Aktifitas manusialah yang tentunya menyebabkan adanya sampah. Tapi, sebetulnya sampah bukanlah hal yang perlu dikhawatirkan selama dibuang pada tempat sampah plastik besar secara teratur, secara rapih, dan dikelola dengan baik.

Yang membuat sampah menjadi berbahaya adalah, pengelolaannya yang tidak rapih dan juga sampah banyak dibuang di tempat – tempat yang bukan seharusnya.

Nah di bawah ini akan kita tuliskan, mana saja negara di dunia ini yang menjadi penghasil sampah paling banyak. Ini dia  :

  1. RRC ( China )

Negara ini adalah negara yang paling banyak menghasilkan sampah di dunia. Mungkin karena perindustriannya yang sangat maju membuat negara ini banyak menghasilkan sampah.

Tidak hanya itu, mereka juga mengimpor sampah dari negara lain, sehingga volume sampah di China ini makin terus bertambah. Namun sejak 2018 lalu mereka sudah membuat kebijakan baru bahwa mereka tidak menerima lagi sampah dari liar negeri lagi untuk mereka kelola.

Hal ini menjadi langkah awal mereka untuk mengurangi peredaran sampah di negaranya.

  • Republik Indonesia

Sempat tersebar video yang menggegerkan jagat dunia maya tentang seorang penyelam yang menyelam di perairan Indonesia namun mendapati banyaknya sampah di dalam laut tersebut. Hal ini tentu menarik banyak perhatian warganet.

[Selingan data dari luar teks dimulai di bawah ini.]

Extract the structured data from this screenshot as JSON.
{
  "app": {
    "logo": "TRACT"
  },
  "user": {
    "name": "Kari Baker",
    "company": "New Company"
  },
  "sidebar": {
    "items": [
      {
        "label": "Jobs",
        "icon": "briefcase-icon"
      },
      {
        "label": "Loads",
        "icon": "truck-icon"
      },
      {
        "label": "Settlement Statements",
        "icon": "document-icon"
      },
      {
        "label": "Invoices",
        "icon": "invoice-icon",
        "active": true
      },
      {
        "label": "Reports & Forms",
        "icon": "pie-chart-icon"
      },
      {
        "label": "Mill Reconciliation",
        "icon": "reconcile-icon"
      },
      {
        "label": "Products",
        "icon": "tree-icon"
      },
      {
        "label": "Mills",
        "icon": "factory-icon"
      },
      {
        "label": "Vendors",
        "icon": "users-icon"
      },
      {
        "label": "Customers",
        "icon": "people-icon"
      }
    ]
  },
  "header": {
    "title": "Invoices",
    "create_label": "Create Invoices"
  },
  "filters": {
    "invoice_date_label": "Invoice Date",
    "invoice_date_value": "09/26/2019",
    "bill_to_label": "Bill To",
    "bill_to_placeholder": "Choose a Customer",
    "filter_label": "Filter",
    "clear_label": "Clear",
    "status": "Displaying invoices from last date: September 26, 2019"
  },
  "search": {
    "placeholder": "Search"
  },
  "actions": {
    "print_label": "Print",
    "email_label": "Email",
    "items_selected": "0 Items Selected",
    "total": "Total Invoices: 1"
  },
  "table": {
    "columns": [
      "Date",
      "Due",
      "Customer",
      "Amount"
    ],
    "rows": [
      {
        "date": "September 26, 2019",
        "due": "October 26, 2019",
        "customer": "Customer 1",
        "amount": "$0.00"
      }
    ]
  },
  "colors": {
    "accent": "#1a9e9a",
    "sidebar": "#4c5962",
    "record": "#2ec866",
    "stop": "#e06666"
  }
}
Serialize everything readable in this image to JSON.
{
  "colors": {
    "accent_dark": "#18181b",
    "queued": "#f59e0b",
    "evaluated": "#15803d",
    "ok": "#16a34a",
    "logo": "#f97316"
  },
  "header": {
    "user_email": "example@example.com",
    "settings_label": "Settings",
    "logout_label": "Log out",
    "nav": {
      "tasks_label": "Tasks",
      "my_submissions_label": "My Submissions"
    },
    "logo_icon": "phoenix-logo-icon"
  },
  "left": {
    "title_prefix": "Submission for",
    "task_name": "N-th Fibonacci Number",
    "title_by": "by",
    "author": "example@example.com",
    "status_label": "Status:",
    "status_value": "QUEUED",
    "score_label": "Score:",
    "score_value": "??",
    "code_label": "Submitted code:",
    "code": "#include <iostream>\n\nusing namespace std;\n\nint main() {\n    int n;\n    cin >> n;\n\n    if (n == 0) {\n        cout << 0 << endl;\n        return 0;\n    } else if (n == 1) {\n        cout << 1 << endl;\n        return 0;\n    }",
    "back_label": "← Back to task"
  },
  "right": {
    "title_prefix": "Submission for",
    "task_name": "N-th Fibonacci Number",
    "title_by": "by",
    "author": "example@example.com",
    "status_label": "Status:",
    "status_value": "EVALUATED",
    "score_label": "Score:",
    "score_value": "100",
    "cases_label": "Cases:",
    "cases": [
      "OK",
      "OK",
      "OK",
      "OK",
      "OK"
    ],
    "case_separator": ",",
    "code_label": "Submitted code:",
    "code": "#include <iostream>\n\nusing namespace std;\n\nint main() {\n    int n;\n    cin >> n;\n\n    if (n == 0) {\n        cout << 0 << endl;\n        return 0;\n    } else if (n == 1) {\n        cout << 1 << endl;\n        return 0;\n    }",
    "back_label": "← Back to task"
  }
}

Miris memang, karena sampah di negara kita ternyata tidak hanya ada di daratan saja, tapi di lautan pun sangat banyak. Selain itu makin parahnya adalah negara kita belum mampu mengelola sampah – sampahnya dengan benar.

  • Inggris raya

Setelah banyaknya penelitian yang mengatakan bahwa dunia akan dibanjiri sampah plastik, negara ini langsung merespon hal tersebut.

Mengingat bahwa Inggris adalah negara banyak menghasilkan negara plastik, maka mereka langsung mengimpor sampah – sampah nye ke negara China.

Namun sejak China tidak menerima lagi impor sampah dari negara lain, kini Inggris harus mencari opsi lain negara selain China yang bisa menerima impor sampahnya.

Maka dari itu, buanglah kebiasaan buruk tidak peduli lingkungan. Mulai tertiblah membuang sampah pada tempatnya. Dan kurangilah penggunaan plastik.